Reliability & Observability

The frontend isn't done when it renders

Observability, blue-green delivery, and rollback as a first-class idea. The enterprise version I can only describe, and the version running on my own hardware that you can poke at right now.

Context
Enterprise delivery systems with firm-wide observability, plus a self-hosted proof point I fully own.
Core technologies
OpenTelemetry, Jenkins, Spinnaker, Grafana Loki, Caddy, blue-green deployment

A lot of frontend engineers think “done” means “it renders and the tests are green.” On a regulated, high-scale platform that definition is too small by half. The same code shows up in the deploy, in the incident channel at 3am, and in the traces an on-call engineer is squinting at while production is on fire. If you can’t see what your surface is doing in production, and you can’t pull a bad release back out cleanly, you didn’t finish. You just stopped typing.

On the enterprise side, the machinery was real and I worked at the seam of it. Delivery ran through Jenkins and Spinnaker with blue-green deploys, so a new version came up next to the old one and traffic cut over, which also means it could cut back without a destructive in-place replacement. Services were instrumented with OpenTelemetry as part of a firm-wide push, so frontend behavior could be correlated with backend traces instead of guessed at from a screenshot and a vibe. Underneath, the platform was modernizing toward container-first delivery and had moved its gateway off Zuul onto Spring Cloud Gateway.

That’s about as far as I’ll go on the employer’s systems, on purpose. So let me show you the part I can actually hand you.

The proof you can poke at

This site is the demonstration. rosewire.net is a static Astro build that I deploy to a Caddy file server on hardware I own and run, and the deploy is built on the same instincts the enterprise work is about, just shrunk to one person’s scale:

  • The deploy script does nothing until you pass --apply. Run it bare and it prints exactly what it would do. No surprise live changes. I’ve been burned by “oops that was prod” enough times to make that the default.
  • Before the web root gets replaced, the current live site is copied to a timestamped archive. Rolling back is mv of a directory, not a panicked git-archaeology session while the site is down.
  • There’s no server-side rendering, no production Node process, no extra container. The artifact is static HTML and nothing about a portfolio needs more. Less running in production is less that can break at 3am, and that’s a reliability decision, not laziness.
Blue-green at a bank and "mv the old directory back" on my homelab are the same idea wearing different budgets: never destroy the thing that's currently working.
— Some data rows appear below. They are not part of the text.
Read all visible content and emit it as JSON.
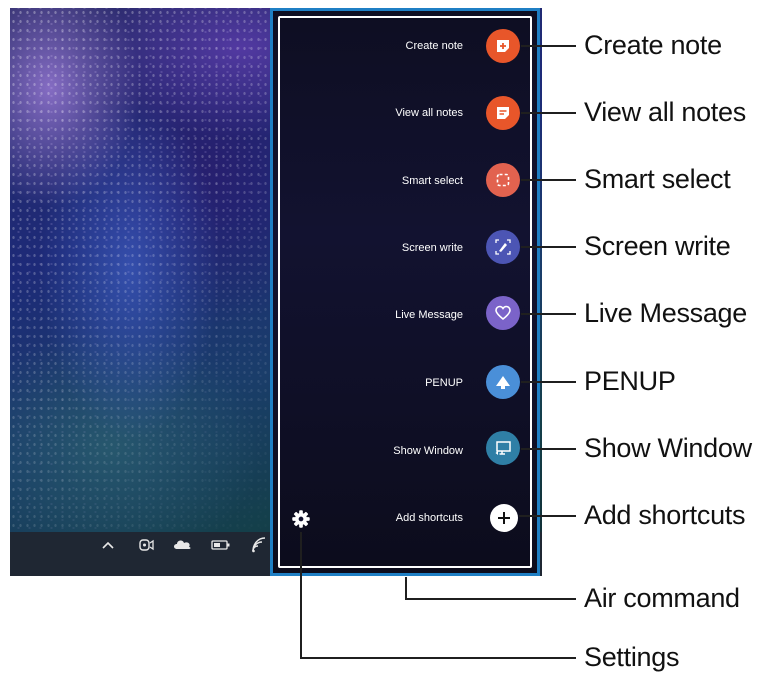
{
  "air_command": {
    "items": [
      {
        "label": "Create note",
        "icon": "create-note-icon",
        "color": "#e8562a"
      },
      {
        "label": "View all notes",
        "icon": "view-notes-icon",
        "color": "#e8562a"
      },
      {
        "label": "Smart select",
        "icon": "smart-select-icon",
        "color": "#e2624f"
      },
      {
        "label": "Screen write",
        "icon": "screen-write-icon",
        "color": "#4c55b4"
      },
      {
        "label": "Live Message",
        "icon": "live-message-icon",
        "color": "#7b63c9"
      },
      {
        "label": "PENUP",
        "icon": "penup-icon",
        "color": "#4a8fd8"
      },
      {
        "label": "Show Window",
        "icon": "show-window-icon",
        "color": "#2f7fa6"
      },
      {
        "label": "Add shortcuts",
        "icon": "plus-icon",
        "color": "#ffffff"
      }
    ],
    "settings_icon": "gear-icon"
  },
  "callouts": {
    "create_note": "Create note",
    "view_all_notes": "View all notes",
    "smart_select": "Smart select",
    "screen_write": "Screen write",
    "live_message": "Live Message",
    "penup": "PENUP",
    "show_window": "Show Window",
    "add_shortcuts": "Add shortcuts",
    "air_command": "Air command",
    "settings": "Settings"
  },
  "taskbar": {
    "icons": [
      "chevron-up-icon",
      "camera-icon",
      "cloud-icon",
      "battery-icon",
      "wifi-icon"
    ]
  },
  "colors": {
    "highlight_border": "#1f7fc4",
    "panel_bg": "#121230"
  }
}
The whole serving and rollback model is written up on the colophon, and the broader stack it runs on, Proxmox, Cloudflare, a pile of services I actually use, gets its own writeup in Running my own infrastructure.

The reason I lead the reliability story with my own infra instead of the bank’s is simple: I can prove every word of it, you can inspect it, and there’s no NDA between us. That’s the honest version, and honest is more convincing than impressive anyway.